In fact, the Nigerian Stock Exchange (NSE), has outperformed American equities by a large margin, up more than 20 per cent this year, compared to about six per cent recorded by American bourse.
The analysts, who spoke with CNBC, also listed the stock market in Dubai, Iceland, Vietnam and Abu Dhabi as other markets that have outperformed the US market this year.
The NSE All Share Index closed at 33,183.19 last Friday, compared to the 28,078.80 basis points it stood at the beginning of the year. Also, the NSE’s total market capitalisation closed at N10.618 trillion on Friday, up from N8.974.45 trillion.

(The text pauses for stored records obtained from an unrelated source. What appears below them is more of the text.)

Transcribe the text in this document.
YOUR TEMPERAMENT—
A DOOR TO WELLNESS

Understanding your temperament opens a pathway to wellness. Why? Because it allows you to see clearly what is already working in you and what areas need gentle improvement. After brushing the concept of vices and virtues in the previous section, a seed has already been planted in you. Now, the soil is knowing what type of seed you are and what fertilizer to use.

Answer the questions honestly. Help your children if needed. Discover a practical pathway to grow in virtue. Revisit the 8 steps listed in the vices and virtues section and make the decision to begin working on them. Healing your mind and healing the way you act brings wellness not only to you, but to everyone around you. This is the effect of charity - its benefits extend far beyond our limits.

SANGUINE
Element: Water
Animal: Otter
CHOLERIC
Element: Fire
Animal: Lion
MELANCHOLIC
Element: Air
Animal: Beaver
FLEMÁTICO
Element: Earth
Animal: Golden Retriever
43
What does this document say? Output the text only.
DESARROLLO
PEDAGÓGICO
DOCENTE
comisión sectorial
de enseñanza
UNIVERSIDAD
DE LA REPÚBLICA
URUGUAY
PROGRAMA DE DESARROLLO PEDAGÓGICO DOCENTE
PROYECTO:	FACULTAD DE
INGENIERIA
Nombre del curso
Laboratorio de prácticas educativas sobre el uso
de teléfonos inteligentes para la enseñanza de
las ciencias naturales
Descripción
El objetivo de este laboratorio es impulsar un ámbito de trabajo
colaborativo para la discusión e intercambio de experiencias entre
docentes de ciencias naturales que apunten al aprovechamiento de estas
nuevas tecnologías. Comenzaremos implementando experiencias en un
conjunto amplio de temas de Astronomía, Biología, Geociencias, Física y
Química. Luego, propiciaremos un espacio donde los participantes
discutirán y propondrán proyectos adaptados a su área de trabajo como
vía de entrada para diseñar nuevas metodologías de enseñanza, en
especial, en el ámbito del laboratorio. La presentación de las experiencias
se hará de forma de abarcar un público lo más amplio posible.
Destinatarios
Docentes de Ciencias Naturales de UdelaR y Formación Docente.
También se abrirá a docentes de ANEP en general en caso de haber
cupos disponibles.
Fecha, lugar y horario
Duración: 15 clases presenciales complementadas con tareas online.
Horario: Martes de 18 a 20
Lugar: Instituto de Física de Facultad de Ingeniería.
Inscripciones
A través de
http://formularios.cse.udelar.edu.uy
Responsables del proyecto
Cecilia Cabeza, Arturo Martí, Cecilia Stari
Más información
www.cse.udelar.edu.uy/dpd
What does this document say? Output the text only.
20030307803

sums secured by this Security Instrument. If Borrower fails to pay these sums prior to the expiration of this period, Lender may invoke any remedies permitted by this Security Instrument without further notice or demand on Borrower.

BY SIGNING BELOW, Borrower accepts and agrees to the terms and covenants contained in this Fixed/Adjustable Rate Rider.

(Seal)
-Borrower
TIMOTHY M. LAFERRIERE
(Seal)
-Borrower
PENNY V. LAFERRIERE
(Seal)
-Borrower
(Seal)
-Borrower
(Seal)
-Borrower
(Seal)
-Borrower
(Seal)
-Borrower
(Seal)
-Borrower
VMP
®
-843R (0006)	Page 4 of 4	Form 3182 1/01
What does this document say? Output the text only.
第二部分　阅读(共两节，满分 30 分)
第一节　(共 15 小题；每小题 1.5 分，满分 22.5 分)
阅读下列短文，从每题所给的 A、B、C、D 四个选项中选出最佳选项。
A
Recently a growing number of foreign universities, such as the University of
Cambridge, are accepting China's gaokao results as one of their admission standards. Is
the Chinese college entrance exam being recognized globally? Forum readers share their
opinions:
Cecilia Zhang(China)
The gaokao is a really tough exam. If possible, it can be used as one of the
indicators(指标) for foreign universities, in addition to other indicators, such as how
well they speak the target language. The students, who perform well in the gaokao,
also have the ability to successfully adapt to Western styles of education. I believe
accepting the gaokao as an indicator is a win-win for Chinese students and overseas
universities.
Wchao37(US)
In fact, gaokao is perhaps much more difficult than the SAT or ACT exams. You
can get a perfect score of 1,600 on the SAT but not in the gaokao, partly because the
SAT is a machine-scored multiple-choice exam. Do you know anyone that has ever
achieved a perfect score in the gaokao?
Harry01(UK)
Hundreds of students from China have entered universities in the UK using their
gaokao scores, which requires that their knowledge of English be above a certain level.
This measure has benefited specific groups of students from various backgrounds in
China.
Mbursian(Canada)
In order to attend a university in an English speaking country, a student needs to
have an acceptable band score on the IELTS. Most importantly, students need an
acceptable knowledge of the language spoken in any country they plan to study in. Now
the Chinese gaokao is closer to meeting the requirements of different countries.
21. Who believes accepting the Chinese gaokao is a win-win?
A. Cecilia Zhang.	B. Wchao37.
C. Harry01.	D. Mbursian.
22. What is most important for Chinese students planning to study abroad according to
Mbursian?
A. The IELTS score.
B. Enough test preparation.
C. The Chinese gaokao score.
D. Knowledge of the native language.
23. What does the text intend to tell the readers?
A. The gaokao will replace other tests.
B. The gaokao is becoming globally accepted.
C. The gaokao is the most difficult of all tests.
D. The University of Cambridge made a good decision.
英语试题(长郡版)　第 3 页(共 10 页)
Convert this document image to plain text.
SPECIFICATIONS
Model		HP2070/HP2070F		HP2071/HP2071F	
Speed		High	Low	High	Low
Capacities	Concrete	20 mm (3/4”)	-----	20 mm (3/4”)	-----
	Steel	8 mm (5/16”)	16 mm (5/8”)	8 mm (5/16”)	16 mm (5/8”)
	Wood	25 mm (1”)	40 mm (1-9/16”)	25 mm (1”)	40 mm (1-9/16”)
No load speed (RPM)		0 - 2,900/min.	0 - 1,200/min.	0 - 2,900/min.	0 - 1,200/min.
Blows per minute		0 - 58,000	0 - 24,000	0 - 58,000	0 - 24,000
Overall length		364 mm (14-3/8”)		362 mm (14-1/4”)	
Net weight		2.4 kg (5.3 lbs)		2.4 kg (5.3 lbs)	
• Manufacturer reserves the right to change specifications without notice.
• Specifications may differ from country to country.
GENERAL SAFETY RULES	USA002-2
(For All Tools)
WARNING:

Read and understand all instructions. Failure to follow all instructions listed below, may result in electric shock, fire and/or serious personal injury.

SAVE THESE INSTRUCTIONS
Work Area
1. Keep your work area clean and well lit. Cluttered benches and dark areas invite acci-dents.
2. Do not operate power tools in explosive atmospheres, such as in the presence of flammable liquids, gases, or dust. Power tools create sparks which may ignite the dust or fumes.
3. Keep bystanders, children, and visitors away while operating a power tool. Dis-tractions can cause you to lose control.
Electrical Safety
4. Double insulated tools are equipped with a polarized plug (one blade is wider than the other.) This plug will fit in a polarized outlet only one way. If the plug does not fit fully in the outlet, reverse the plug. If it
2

“Taken together, the countries form an unlikely quintet that leads the global equity markets and poses opportunities for investors wary of all the stomach-churning turmoil closer to home,” the analysts said.
Executive Vice President at BPU Investment Management in Pittsburgh, Nadav Baum, said: “If you don't know something, you tend not to buy it. That's human nature. People know what Coke does. People understand what Heinz is.
“But when you are playing in those international markets, people get concerned about currency risk, they get concerned about liquidity, and they really don't understand the companies out there."
Also, Managing Director, Asian Currency Trading at Nomura, Stuart Oakley and Chief Investment Strategist at Citi Private Bank, John Woods, predicted further market appreciation.
However, they noted that one of the keys to investing is understanding where you are putting your money, adding that transparency isn't exactly the hallmark of many foreign exchanges.
“That's why exchange-traded funds can provide good access points for investors looking to get broad-based exposure to foreign markets without having to worry if, say, the market in Bulgaria (up 12 percent this year) or the Philippines (plus 15 percent) should blow up,” the CNBC report added.
The world's worst-performing market is Brazil, down about 7.5 per cent.
Overall, emerging and frontier markets are getting plenty of attention from strategists. While equity flows have turned positive in 2013, far more money has gone to global markets than the US. January saw global outpace domestic narrowly, but in February the gap has grown. Global equity mutual funds have taken in nearly $14 billion so far while US funds have seen just $2.5 billion, according to the Investment Company Institute.
The US market is actually just about middle of the road when compared to others across the globe. It ranks 29th of 77 global exchanges and third among G-7 countries, behind Japan and Britain, which have seen big pops in their stock markets as their respective currencies have tumbled in value, according to Bespoke Investment Group.